Center Trey Hopkins thinks Smith would have come back in and gutted it out if something happened to Jerry or right tackle Bobby Hart.

"That's the kind of character he has," Hopkins said. "The roster is put together with guys that can play or they wouldn't be on it."

But Dalton isn't going to talk about the constant shuffles of the line.

"We expect whoever is in there to get the job done," Dalton said. "Would we like to have one starting five play the whole year? Absolutely. I think that's how everybody wants it to be. But that's not this game. We know injuries happen, so guys have to step up and play. Whoever is in there has to get the job done."

- The line fluctuation has to be a reason running back Joe Mixon is trying to find room after his first 17 carries of the season have gone for 27 yards. That's after 17 on 11 carries Sunday, which was better Giovani Bernard's six-for-six.

And the defending AFC North rushing champion is frustrated.

"For me, I have a lot of catching up to do. I have goals for myself and the team that I want to hit," Mixon said. "Everybody as a team has to come together. We all have to take looks in the mirror."

With the Bengals trailing, 14-7, late in the first quarter it looked like Mixon was starting to roll. On first down from the Bengals 38, Mixon went to the perimeter for four yards and then on the next snap bolted behind Hopkins and right guard John Miller for 12. But Andre Smith was called for holding and the drive died in two more snaps.

"I think today we saw a glimpse of (the running game), it was just offset by penalties," Hopkins said. "We were never in a rhythm to consistently run the ball because we're so far behind the chains and the scoreboard. That was big part of it. We just haven't been in situations where we can get in a rhythm to run the ball."

Check out some of the best game action and fan photos from the Bengals' Week 2 contest against the San Francisco 49ers. Who Dey!

- Bengals wide receiver Tyler Boyd had the fourth 100-yard game of his career with 10 catches for 122 yards and wide receiver Jon Ross became the first Bengals' wide receiver to have back-to-back 100-yard games since Boyd last season when his 66-yard touchdown catch with 45 seconds left gave him 112 on four catches. That's the first time the Bengals have had two 100-yard receivers since wide receiver A.J. Green and tight end Tyler Eifert in the 2016 tie with Washington in London and the first time two wide receivers did it since Green and Marvin Jones in the 49-9 PBS win over the Jets in 2013.

Ross, who came into the season with 210 career yards, has 270 this year.

But Ross was thinking about a long ball he could have caught earlier.

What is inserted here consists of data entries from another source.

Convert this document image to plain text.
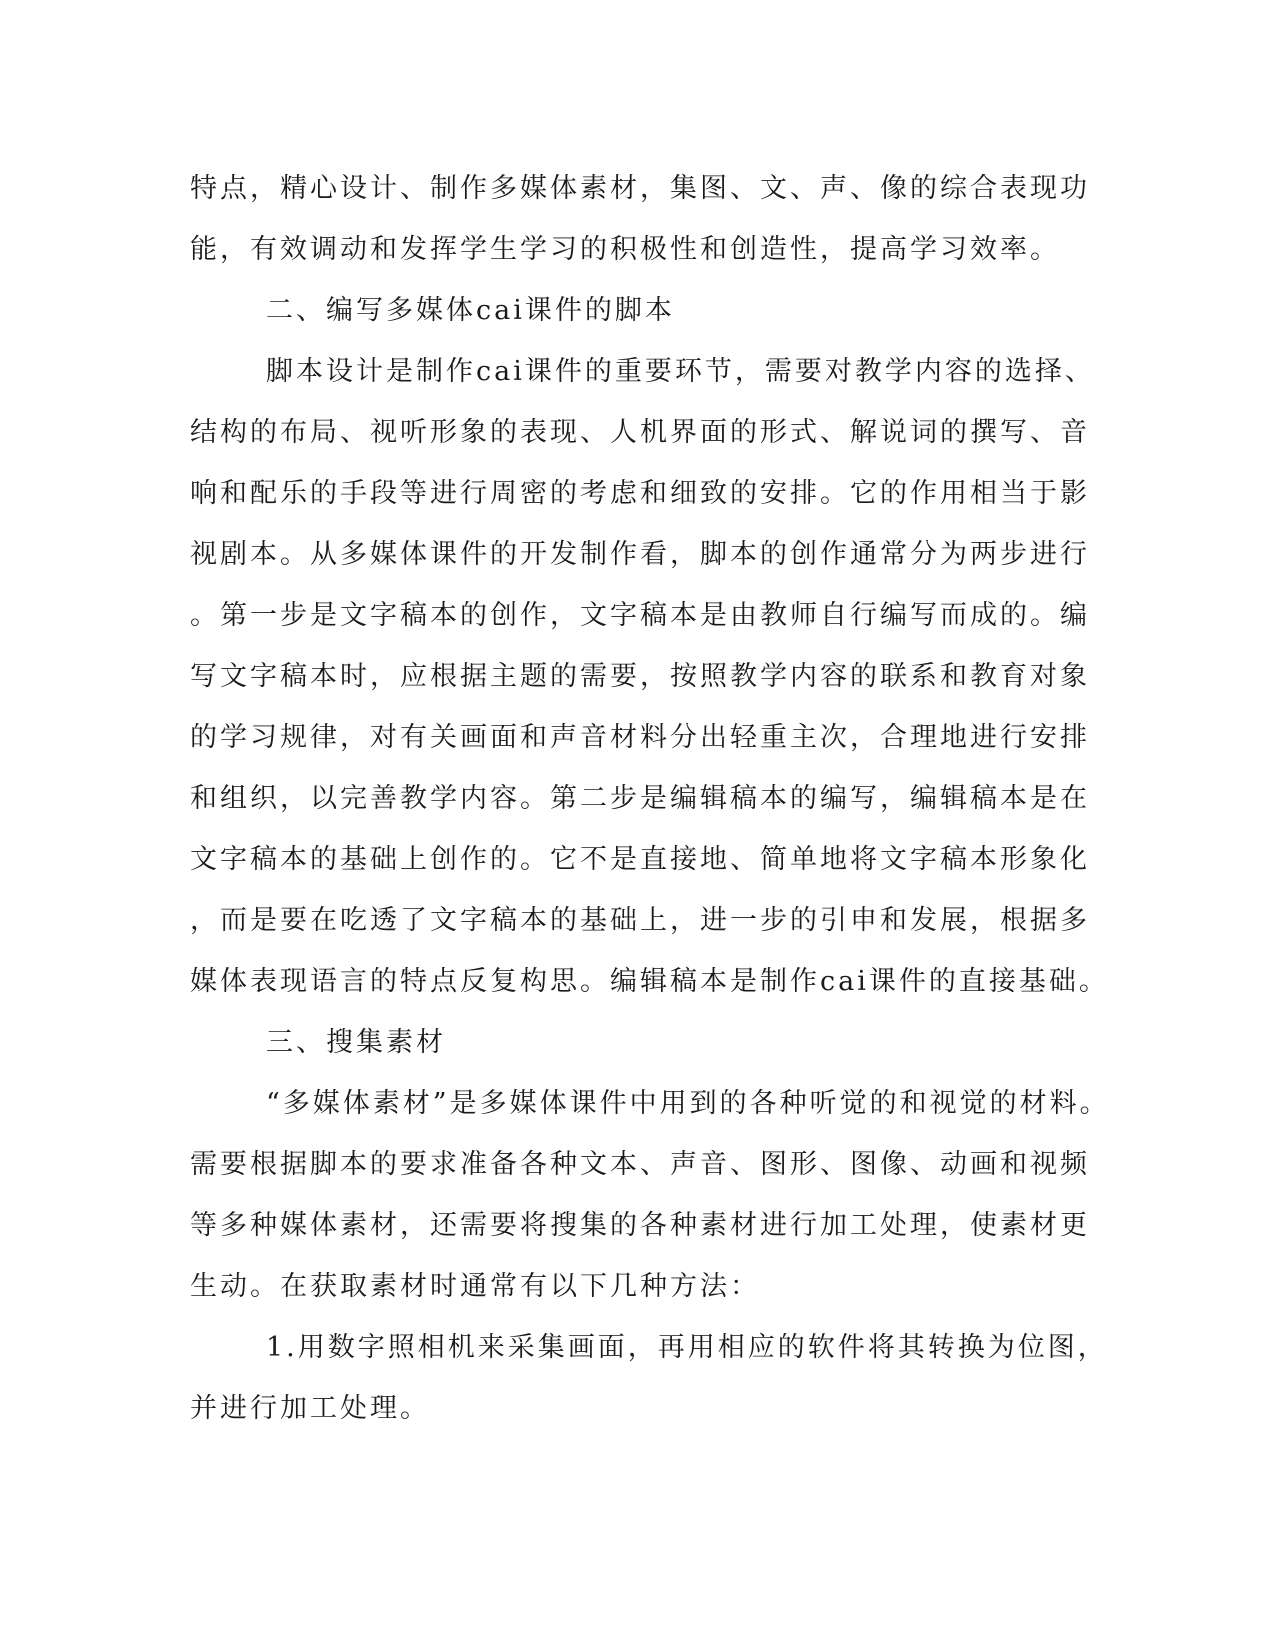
特点，精心设计、制作多媒体素材，集图、文、声、像的综合表现功
能，有效调动和发挥学生学习的积极性和创造性，提高学习效率。
二、编写多媒体cai课件的脚本
脚本设计是制作cai课件的重要环节，需要对教学内容的选择、
结构的布局、视听形象的表现、人机界面的形式、解说词的撰写、音
响和配乐的手段等进行周密的考虑和细致的安排。它的作用相当于影
视剧本。从多媒体课件的开发制作看，脚本的创作通常分为两步进行
。第一步是文字稿本的创作，文字稿本是由教师自行编写而成的。编
写文字稿本时，应根据主题的需要，按照教学内容的联系和教育对象
的学习规律，对有关画面和声音材料分出轻重主次，合理地进行安排
和组织，以完善教学内容。第二步是编辑稿本的编写，编辑稿本是在
文字稿本的基础上创作的。它不是直接地、简单地将文字稿本形象化
，而是要在吃透了文字稿本的基础上，进一步的引申和发展，根据多
媒体表现语言的特点反复构思。编辑稿本是制作cai课件的直接基础。
三、搜集素材
“多媒体素材”是多媒体课件中用到的各种听觉的和视觉的材料。
需要根据脚本的要求准备各种文本、声音、图形、图像、动画和视频
等多种媒体素材，还需要将搜集的各种素材进行加工处理，使素材更
生动。在获取素材时通常有以下几种方法：
1.用数字照相机来采集画面，再用相应的软件将其转换为位图，
并进行加工处理。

"I blew it. I slowed down, and sometimes I just need to trust my speed," Ross said. "I got a second chance at the end of the game. The coaches told me, 'When you catch something like that, just run through it.' In college, my coaches always told me to run through the smoke. I got another chance, but I should have broke the first one, in my opinion. I tried to make a move, and that wasn't a good idea."